The current statistical evidence confirms that the emergency that prompted the enactment of Section 5 has long since passed. By 2006, the voter registration rates for blacks in Alabama, Louisiana, and Mississippi had jumped to 71.8%, 66.9%, and 72.2%, respectively…

This is not to say that voter discrimination is extinct… But the existence of discrete and isolated incidents of interference with the right to vote has never been sufficient justification for the imposition of Section 5’s extraordinary requirements.”

June 22, 2009 - Northwest Austin Municipal Utility District Number One v.
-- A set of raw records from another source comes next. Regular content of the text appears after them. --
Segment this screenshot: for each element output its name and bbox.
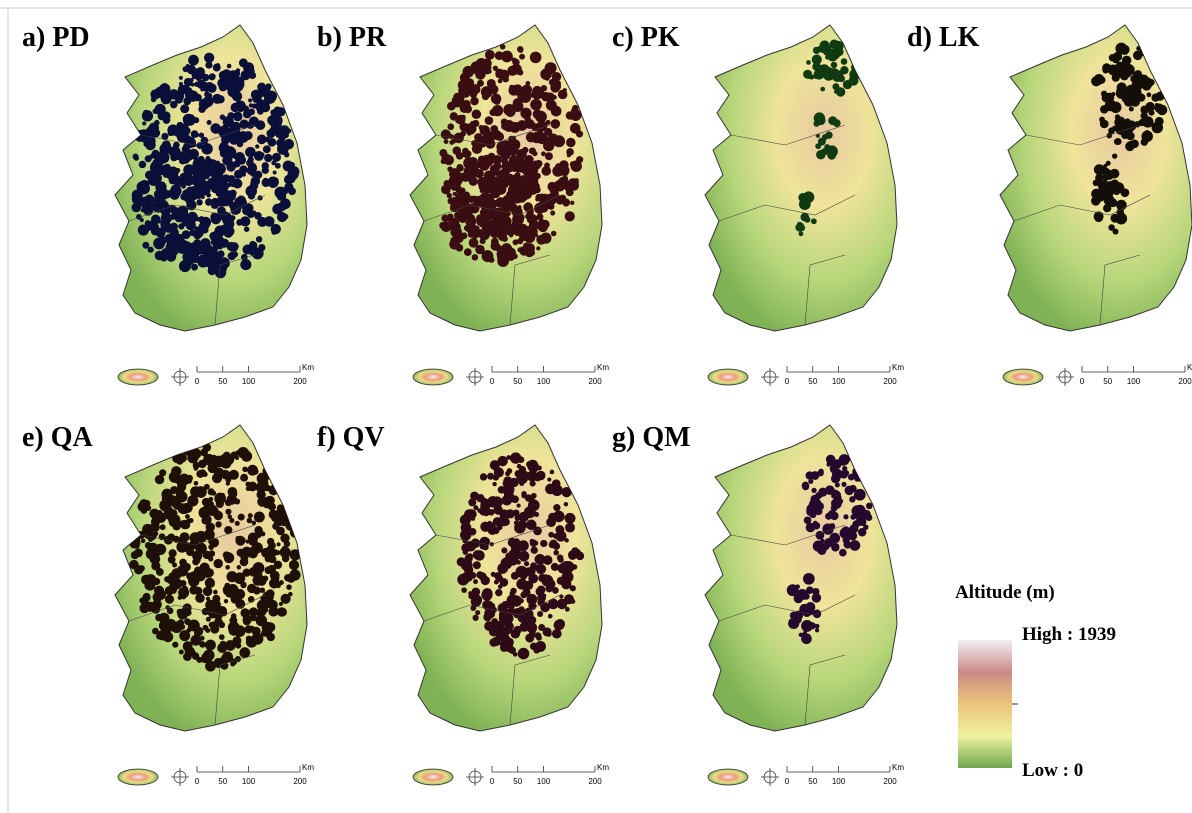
- scale-label: 0: [195, 377, 200, 386]
- scale-unit: Km: [597, 763, 609, 772]
- compass-needle: [466, 768, 484, 786]
- scale-label: 200: [1178, 377, 1192, 386]
- scale-label: 50: [808, 377, 817, 386]
- scale-label: 100: [832, 777, 846, 786]
- scale-label: 100: [1127, 377, 1141, 386]
- legend-high: High : 1939: [1022, 624, 1116, 645]
- scale-label: 100: [537, 377, 551, 386]
- scale-label: 200: [588, 377, 602, 386]
- legend-low: Low : 0: [1022, 760, 1083, 781]
- panel-label: b) PR: [317, 22, 387, 53]
- scale-label: 0: [490, 777, 495, 786]
- jeju: [118, 769, 158, 785]
- scale-label: 0: [1080, 377, 1085, 386]
- scale-label: 0: [785, 777, 790, 786]
- scale-label: 0: [490, 377, 495, 386]
- map-panel: d) LK 0 50 100 200 Km: [907, 22, 1192, 386]
- scale-label: 200: [293, 377, 307, 386]
- map-panel: a) PD 0 50 100 200 Km: [22, 22, 314, 386]
- land: [705, 25, 897, 331]
- scale-label: 200: [588, 777, 602, 786]
- peninsula: [705, 25, 897, 331]
- peninsula: [410, 425, 602, 731]
- jeju: [708, 369, 748, 385]
- scale-label: 50: [218, 377, 227, 386]
- compass-needle: [171, 768, 189, 786]
- scale-label: 200: [293, 777, 307, 786]
- scale-label: 100: [242, 777, 256, 786]
- scale-unit: Km: [892, 363, 904, 372]
- peninsula: [1000, 25, 1192, 331]
- scale-unit: Km: [892, 763, 904, 772]
- compass-needle: [1056, 368, 1074, 386]
- scale-label: 50: [808, 777, 817, 786]
- jeju: [118, 369, 158, 385]
- scale-label: 50: [218, 777, 227, 786]
- peninsula: [410, 25, 602, 331]
- scale-label: 50: [513, 377, 522, 386]
- map-panel: g) QM 0 50 100 200 Km: [612, 422, 904, 786]
- jeju: [1003, 369, 1043, 385]
- panel-label: c) PK: [612, 22, 680, 53]
- scale-label: 100: [242, 377, 256, 386]
- scale-label: 50: [513, 777, 522, 786]
- legend-ramp: [958, 640, 1012, 768]
- legend: Altitude (m) High : 1939 Low : 0: [955, 582, 1116, 781]
- panel-label: g) QM: [612, 422, 691, 453]
- scale-label: 200: [883, 377, 897, 386]
- map-panel: f) QV 0 50 100 200 Km: [317, 422, 609, 786]
- scale-unit: Km: [1187, 363, 1192, 372]
- jeju: [413, 369, 453, 385]
- compass-needle: [171, 368, 189, 386]
- scale-unit: Km: [302, 363, 314, 372]
- scale-label: 50: [1103, 377, 1112, 386]
- scale-label: 0: [785, 377, 790, 386]
- peninsula: [705, 425, 897, 731]
- compass-needle: [761, 768, 779, 786]
- jeju: [413, 769, 453, 785]
- compass-needle: [466, 368, 484, 386]
- map-panel: c) PK 0 50 100 200 Km: [612, 22, 904, 386]
- scale-label: 100: [832, 377, 846, 386]
- jeju: [708, 769, 748, 785]
- map-panel: e) QA 0 50 100 200 Km: [22, 422, 314, 786]
- panel-label: f) QV: [317, 422, 385, 453]
- scale-unit: Km: [597, 363, 609, 372]
- map-panel: b) PR 0 50 100 200 Km: [317, 22, 609, 386]
- scale-label: 200: [883, 777, 897, 786]
- scale-label: 100: [537, 777, 551, 786]
- scale-unit: Km: [302, 763, 314, 772]
- land: [705, 425, 897, 731]
- compass-needle: [761, 368, 779, 386]
- panel-label: e) QA: [22, 422, 94, 453]
- peninsula: [115, 425, 307, 731]
- figure: Altitude (m) High : 1939 Low : 0 a) PD 0 5…: [0, 0, 1192, 813]
- scale-label: 0: [195, 777, 200, 786]
- peninsula: [115, 25, 307, 331]
- legend-title: Altitude (m): [955, 582, 1055, 603]
- panel-label: a) PD: [22, 22, 90, 53]
- panel-label: d) LK: [907, 22, 980, 53]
Holder, Attorney General, et al

Con

Abigail Thernstrom, PhD, Senior Fellow at the Manhattan Institute, and Edward Blum, JD, wrote in their July 17, 2005 article titled “Do the Right Thing,” in the Wall Street Journal:

“The immediate issue is the reauthorization of the ’emergency’ provisions of the 1965 Voting Rights Act – provisions such as preclearance that constitute such a radical, unprecedented intrusion into state electoral prerogatives that they were originally designed to expire in 1970. Repeatedly extended, they are now due to die on Aug. 6, 2007…

[‘Max-black’ districts were created] to protect black (and after 1975, Hispanic) candidates from white competition, to promote minority office-holding in proportion to the minority population – which was viewed as racially ‘fair.’ The result: racial gerrymandering so egregious as to create bug-splat districts that, in the words of the Supreme Court, reinforced ‘the perception that members of the same racial group – regardless of their age, education, economic status, or the community in which they live – think alike.’…

If the preclearance provision is extended once again, the unelected Justice Department attorneys will retain their extraordinary and, by now, constitutionally questionable power to insist on race-conscious districting… Preclearance is no longer defensible…

[T]he opportunities for mischief using the Voting Rights Act are only growing… In coming years, the statute is… likely to become a handy tool to push partisan as well as racial redistricting.”

July 17, 2005

Con

Mark A. Levin, JD, Director of the Center for Effective Justice at the Texas Public Policy Foundation, wrote in his Jan. 13, 2004 article titled “Ruling Justly; Texas Case a Victory for Equal Rights,” in the Washington Times:

“[T]he purpose of the Voting Rights Act was to ensure that minorities, and in particular blacks, were not denied the right to vote either through prohibition or thinly veiled discriminatory measures such as poll taxes and literacy tests. Unfortunately, the act has been misconstrued by some federal courts to guarantee that racial minorities live in districts where the candidate of their choice will always be elected…

No one should have a right, by virtue of their race or ethnicity, to live in a district in which the candidate of their choice always wins. No such special treatment has been accorded to religious minorities, gays, or other types of minorities. At most, the Voting Rights Act sought to give blacks this special right temporarily to compensate for years of disenfranchisement, but Jim Crow laws are history and the act should be clarified to reflect societal progress on civil rights.”